BOULDER, Colorado—A few years ago STR Analytics did an analysis of U.S. hotel closures and the demographics that encapsulate this group of properties. Since then, the STR census database recorded an additional 1,400 hotel closures, a significant enough number to warrant updating the analysis.
In this current analysis, we were able to compile data on more than 7,900 closed properties. The basic stats include:
7,919 hotels from all 50 states;
average room count: 80;
more than 45 brands represented as of the date of closing; and
average life span: 34 years.
It should be noted that complete census information was not available for every property, so the following charts reflect the results only from properties containing that particular data field.
Digging into the numbers reveals some interesting highlights:
(Note, the pre-2011 chain scale classifications were used, since most hotels closed prior to this point and thus were never classified under the new scale system).
As one might expect, most of the closures represented independents, with economy properties a distant second. Very few closures came at the high end of the spectrum.
This one is a bit surprising. Nearly 13% of all the closures were for properties 10 years old or younger. Clearly some properties were victims of natural disasters (Hurricane Katrina, Superstorm Sandy, etc.), but that's still a pretty big number. For the properties that closed when they were 10 years old or younger, most of the closures occurred during 2004 and 2005.
Geographically speaking, the largest amount of closures occurred in the Southeast (speaking of Katrina and hurricanes...). The often-humid climate in that area also lends itself to mold, which could be the culprit for some of the properties that closed.
Most closures happened in suburban or small metro locations. In terms of property size and price tier, most of the closures represented small (20- to-50-room) budget properties, most of which were independents (aka “mom and pop”-type establishments).
One could surmise a lot of these were single-ownership family ventures, where perhaps the owners decided to sell (or were foreclosed upon) and the property was worth more as an adaptive reuse rather than as a going concern.

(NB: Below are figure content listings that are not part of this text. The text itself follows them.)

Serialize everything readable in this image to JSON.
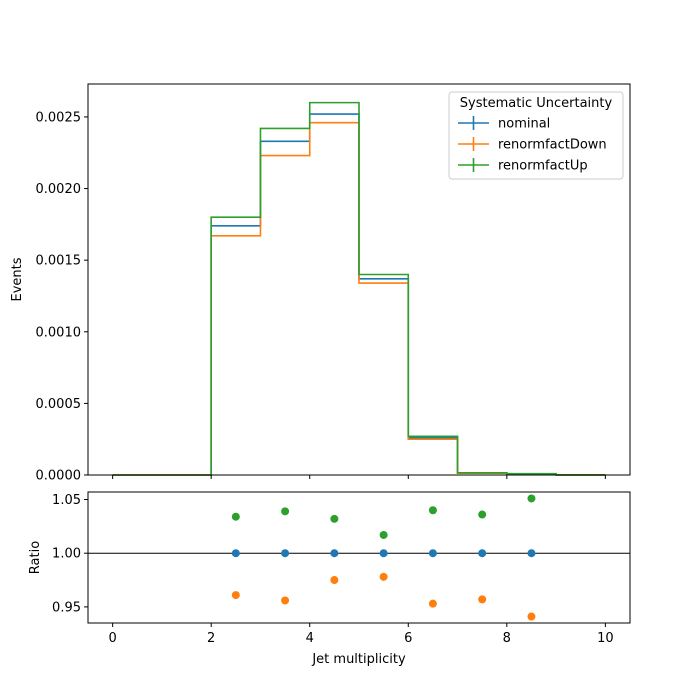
{
  "colors": {
    "nominal": "#1f77b4",
    "renormfactDown": "#ff7f0e",
    "renormfactUp": "#2ca02c",
    "reference_line": "#000000",
    "axis": "#000000",
    "background": "#ffffff"
  },
  "chart_data": [
    {
      "type": "step-histogram",
      "title": "",
      "xlabel": "",
      "ylabel": "Events",
      "xlim": [
        -0.5,
        10.5
      ],
      "ylim": [
        0,
        0.00273
      ],
      "grid": false,
      "x_ticks": [
        0,
        2,
        4,
        6,
        8,
        10
      ],
      "x_tick_labels_visible": false,
      "y_ticks": [
        0,
        0.0005,
        0.001,
        0.0015,
        0.002,
        0.0025
      ],
      "y_tick_labels": [
        "0.0000",
        "0.0005",
        "0.0010",
        "0.0015",
        "0.0020",
        "0.0025"
      ],
      "bin_edges": [
        0,
        1,
        2,
        3,
        4,
        5,
        6,
        7,
        8,
        9,
        10
      ],
      "legend": {
        "title": "Systematic Uncertainty",
        "placement": "top-right",
        "entries": [
          "nominal",
          "renormfactDown",
          "renormfactUp"
        ]
      },
      "series": [
        {
          "name": "nominal",
          "values": [
            0,
            0,
            0.00174,
            0.00233,
            0.00252,
            0.00137,
            0.00026,
            1.4e-05,
            8.5e-06,
            5e-07
          ]
        },
        {
          "name": "renormfactDown",
          "values": [
            0,
            0,
            0.00167,
            0.00223,
            0.00246,
            0.00134,
            0.00025,
            1.3e-05,
            8.1e-06,
            5e-07
          ]
        },
        {
          "name": "renormfactUp",
          "values": [
            0,
            0,
            0.0018,
            0.00242,
            0.0026,
            0.0014,
            0.00027,
            1.5e-05,
            8.9e-06,
            5e-07
          ]
        }
      ]
    },
    {
      "type": "scatter",
      "title": "",
      "xlabel": "Jet multiplicity",
      "ylabel": "Ratio",
      "xlim": [
        -0.5,
        10.5
      ],
      "ylim": [
        0.935,
        1.057
      ],
      "grid": false,
      "reference_line": 1.0,
      "x_ticks": [
        0,
        2,
        4,
        6,
        8,
        10
      ],
      "x_tick_labels": [
        "0",
        "2",
        "4",
        "6",
        "8",
        "10"
      ],
      "y_ticks": [
        0.95,
        1.0,
        1.05
      ],
      "y_tick_labels": [
        "0.95",
        "1.00",
        "1.05"
      ],
      "x": [
        2.5,
        3.5,
        4.5,
        5.5,
        6.5,
        7.5,
        8.5
      ],
      "series": [
        {
          "name": "nominal",
          "values": [
            1.0,
            1.0,
            1.0,
            1.0,
            1.0,
            1.0,
            1.0
          ]
        },
        {
          "name": "renormfactDown",
          "values": [
            0.961,
            0.956,
            0.975,
            0.978,
            0.953,
            0.957,
            0.941
          ]
        },
        {
          "name": "renormfactUp",
          "values": [
            1.034,
            1.039,
            1.032,
            1.017,
            1.04,
            1.036,
            1.051
          ]
        }
      ]
    }
  ]
}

Here's another surprising one:
The plurality of closed hotels only ever had one brand name (or remained independent) during their lifecycles. Several had two, but beyond that the numbers dwindle. (It would be interesting to know the stories behind the handful of hotels that went through seven names).
We would have guessed that two names would have been the majority of the cases, thinking that if one brand wasn't working, a property owner would have tried another brand or switched to independent. But that assumption is predicated on a second assumption that a closed property means it failed, which certainly doesn't have to be the case. Many properties that close still make debt services, but if the land is worth more with another use on it, market forces will push for an adaptive reuse. Ninety-four percent of the properties that had only one affiliation and then closed were independent hotels.
Finally, we looked at when these properties closed. We focused on the period from 1985 to the present, as this represents more than 90% of the closures.
Click chart to enlarge.
There was a big spike in 2005. Again, it's easy to blame Hurricane Katrina here, but only a quarter of the properties that closed that year were located in the South Atlantic region. And the number of closures had been steadily creeping up before that point, anyway. If you take a look at (seasonally-adjusted) revenue per available room from 2000 to 2005, it was almost unchanged. Yet owners who financed their properties in 2000 were paying a relatively steep interest rate. With cheaper money available in 2005, a mom-and-pop hotel owner was just as likely to sell a struggling property to a speculator rather than refinance and pray for the best.
The trend of closures here follows roughly the same pattern of hotel sales in general, with the peak also occurring in 2005 and then declining sharply after 2007. So, assuming that a portion of all hotel sales end up as adaptive reuse projects, the trend line above can be explained as a simple correlation.